- Ask Dr. Cobb
- Creative Transformation
Co-creators and Our Aims
What difference does it make whether one thinks that God offers us a distinct aim towards which we aim in each moment or that we ourselves are co-creators with God of our own aims? This may seems like a purely speculative question, something for scholastics. But I believe how we answer this question may shape how to relate to creativity and to God.
The first option has the advantage of clarity in evaluating our actions: did we miss the mark, and by how much? Surely there is a level of evaluation in what we have done, and this indicates that there is a degree of better and worse decisions.

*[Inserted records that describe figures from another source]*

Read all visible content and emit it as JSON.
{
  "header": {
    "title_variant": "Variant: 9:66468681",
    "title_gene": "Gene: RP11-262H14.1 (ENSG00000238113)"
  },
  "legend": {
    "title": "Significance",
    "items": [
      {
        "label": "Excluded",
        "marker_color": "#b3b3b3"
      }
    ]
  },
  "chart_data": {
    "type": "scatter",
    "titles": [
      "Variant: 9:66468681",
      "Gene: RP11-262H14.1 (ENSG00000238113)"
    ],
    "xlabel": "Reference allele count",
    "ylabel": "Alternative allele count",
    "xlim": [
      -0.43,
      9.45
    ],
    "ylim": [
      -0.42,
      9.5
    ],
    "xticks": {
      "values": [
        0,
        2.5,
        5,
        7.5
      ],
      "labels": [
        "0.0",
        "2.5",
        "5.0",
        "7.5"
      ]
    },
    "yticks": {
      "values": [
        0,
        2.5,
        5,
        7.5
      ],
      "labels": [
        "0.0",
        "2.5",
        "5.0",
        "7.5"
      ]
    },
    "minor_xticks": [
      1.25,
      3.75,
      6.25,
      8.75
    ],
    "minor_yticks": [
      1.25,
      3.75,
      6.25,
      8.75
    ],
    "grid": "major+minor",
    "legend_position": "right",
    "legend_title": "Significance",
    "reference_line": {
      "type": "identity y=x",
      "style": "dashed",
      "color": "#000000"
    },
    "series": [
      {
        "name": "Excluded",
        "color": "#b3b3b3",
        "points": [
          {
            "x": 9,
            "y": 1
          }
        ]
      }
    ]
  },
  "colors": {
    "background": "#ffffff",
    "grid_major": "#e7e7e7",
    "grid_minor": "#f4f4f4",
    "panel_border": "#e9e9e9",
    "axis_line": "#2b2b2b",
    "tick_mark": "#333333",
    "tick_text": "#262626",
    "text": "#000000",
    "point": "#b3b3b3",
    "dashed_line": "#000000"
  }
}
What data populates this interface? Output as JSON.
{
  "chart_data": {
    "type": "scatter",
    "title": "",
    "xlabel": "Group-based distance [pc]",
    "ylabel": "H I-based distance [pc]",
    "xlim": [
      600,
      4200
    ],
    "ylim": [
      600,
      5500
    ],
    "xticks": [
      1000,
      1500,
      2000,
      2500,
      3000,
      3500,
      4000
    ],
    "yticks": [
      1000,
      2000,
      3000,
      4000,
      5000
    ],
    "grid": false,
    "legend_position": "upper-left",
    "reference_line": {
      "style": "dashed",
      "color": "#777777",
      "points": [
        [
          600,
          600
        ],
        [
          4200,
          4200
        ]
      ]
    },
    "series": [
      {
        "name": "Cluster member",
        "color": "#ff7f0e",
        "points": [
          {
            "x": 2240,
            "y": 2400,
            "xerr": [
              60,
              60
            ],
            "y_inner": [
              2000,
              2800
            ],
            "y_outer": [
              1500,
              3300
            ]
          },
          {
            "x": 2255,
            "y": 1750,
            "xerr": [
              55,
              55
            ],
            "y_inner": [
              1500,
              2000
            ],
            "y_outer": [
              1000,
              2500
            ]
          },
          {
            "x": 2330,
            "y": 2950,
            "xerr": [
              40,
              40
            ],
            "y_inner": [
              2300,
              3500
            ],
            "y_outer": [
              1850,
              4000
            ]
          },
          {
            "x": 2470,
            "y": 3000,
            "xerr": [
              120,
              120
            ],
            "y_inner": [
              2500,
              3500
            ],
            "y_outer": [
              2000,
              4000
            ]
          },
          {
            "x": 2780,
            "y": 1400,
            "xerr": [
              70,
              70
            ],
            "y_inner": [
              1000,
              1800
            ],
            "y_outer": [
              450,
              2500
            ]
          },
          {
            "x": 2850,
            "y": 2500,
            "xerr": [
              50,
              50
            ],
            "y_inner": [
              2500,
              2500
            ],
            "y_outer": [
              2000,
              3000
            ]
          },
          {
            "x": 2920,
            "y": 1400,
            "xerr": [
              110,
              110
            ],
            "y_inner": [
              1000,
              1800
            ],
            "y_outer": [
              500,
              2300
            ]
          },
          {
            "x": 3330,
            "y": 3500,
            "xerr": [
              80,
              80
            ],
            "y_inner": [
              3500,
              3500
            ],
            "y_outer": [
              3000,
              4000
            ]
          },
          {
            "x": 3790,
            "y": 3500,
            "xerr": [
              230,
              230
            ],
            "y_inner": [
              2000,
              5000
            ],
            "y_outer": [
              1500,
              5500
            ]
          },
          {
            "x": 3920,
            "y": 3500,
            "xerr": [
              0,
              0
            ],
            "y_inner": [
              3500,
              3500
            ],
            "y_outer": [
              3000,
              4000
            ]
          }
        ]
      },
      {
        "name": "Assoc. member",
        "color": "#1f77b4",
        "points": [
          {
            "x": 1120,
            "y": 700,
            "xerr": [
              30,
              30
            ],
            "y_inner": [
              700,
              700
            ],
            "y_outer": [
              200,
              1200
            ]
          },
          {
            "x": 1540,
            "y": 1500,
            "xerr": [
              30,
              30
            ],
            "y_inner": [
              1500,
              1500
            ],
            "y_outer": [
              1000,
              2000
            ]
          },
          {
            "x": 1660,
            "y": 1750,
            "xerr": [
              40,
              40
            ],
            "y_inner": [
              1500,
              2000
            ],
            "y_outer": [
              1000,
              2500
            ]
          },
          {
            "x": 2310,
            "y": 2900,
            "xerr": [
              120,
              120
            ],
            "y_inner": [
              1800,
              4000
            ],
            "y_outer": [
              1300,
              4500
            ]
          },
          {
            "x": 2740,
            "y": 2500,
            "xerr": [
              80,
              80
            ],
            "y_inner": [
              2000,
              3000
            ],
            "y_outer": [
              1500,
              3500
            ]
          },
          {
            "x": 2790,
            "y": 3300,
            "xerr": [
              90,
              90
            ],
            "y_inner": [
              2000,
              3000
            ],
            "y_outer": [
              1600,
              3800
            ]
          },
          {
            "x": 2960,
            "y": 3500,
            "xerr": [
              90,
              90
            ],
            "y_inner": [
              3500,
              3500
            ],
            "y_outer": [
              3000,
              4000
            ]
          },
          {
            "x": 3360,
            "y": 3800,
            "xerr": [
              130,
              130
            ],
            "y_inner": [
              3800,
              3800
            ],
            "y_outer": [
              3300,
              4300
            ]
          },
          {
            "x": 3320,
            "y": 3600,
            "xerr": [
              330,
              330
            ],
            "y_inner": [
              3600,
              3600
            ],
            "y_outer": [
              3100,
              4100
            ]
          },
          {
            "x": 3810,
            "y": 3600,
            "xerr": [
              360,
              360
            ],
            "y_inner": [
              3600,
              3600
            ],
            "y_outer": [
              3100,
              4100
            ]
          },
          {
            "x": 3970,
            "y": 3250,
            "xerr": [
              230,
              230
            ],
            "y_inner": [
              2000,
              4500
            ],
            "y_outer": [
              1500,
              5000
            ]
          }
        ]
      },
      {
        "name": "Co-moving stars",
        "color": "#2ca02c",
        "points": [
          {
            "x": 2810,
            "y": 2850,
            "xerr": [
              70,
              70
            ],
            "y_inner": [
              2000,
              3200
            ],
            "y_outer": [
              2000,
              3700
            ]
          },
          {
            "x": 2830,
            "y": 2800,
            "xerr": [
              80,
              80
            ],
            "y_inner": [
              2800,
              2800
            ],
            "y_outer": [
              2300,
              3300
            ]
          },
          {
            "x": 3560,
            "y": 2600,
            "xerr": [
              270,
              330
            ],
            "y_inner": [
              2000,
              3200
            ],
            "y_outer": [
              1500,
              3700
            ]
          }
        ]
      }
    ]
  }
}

This may be purely satisfactory, but before you decide it is the obvious answer, think about this question: God may surprise us, may make options available to us that we ourselves couldn’t see, but is it ever possible for us to surprise God? That God might once in a while respond to us, ‘Wow, look at that! Definitely wasn’t expecting that, how wonderful!’
In this latter model, creativity is not a deviation from an ideal, either single or multiple, but basically a range of relevant options we are gifted in light of our particular space or location. God says, ‘This is your context. Now make something of it!’ Some options are more beautiful, more healing, more harmonious, but what the option will be is more indeterminate, less objective. This allows for our decisions, at their best, to be really novel. This latter option can include positive aspects of the first option: judgment when actions are outside of the most intense and harmonious possibilities, evaluation of lost opportunities and naming active destruction of other values. Often things are worse than they could have been.
There are plenty of technical arguments for how this can be possible, but I don’t believe those are the types of things that convince us. It is an intuition, a lure, and perhaps a temperament of what degree of ambiguity we can creatively incorporate. Either way, I believe both are legitimate process answers. Can we delightfully surprise God? I hope so!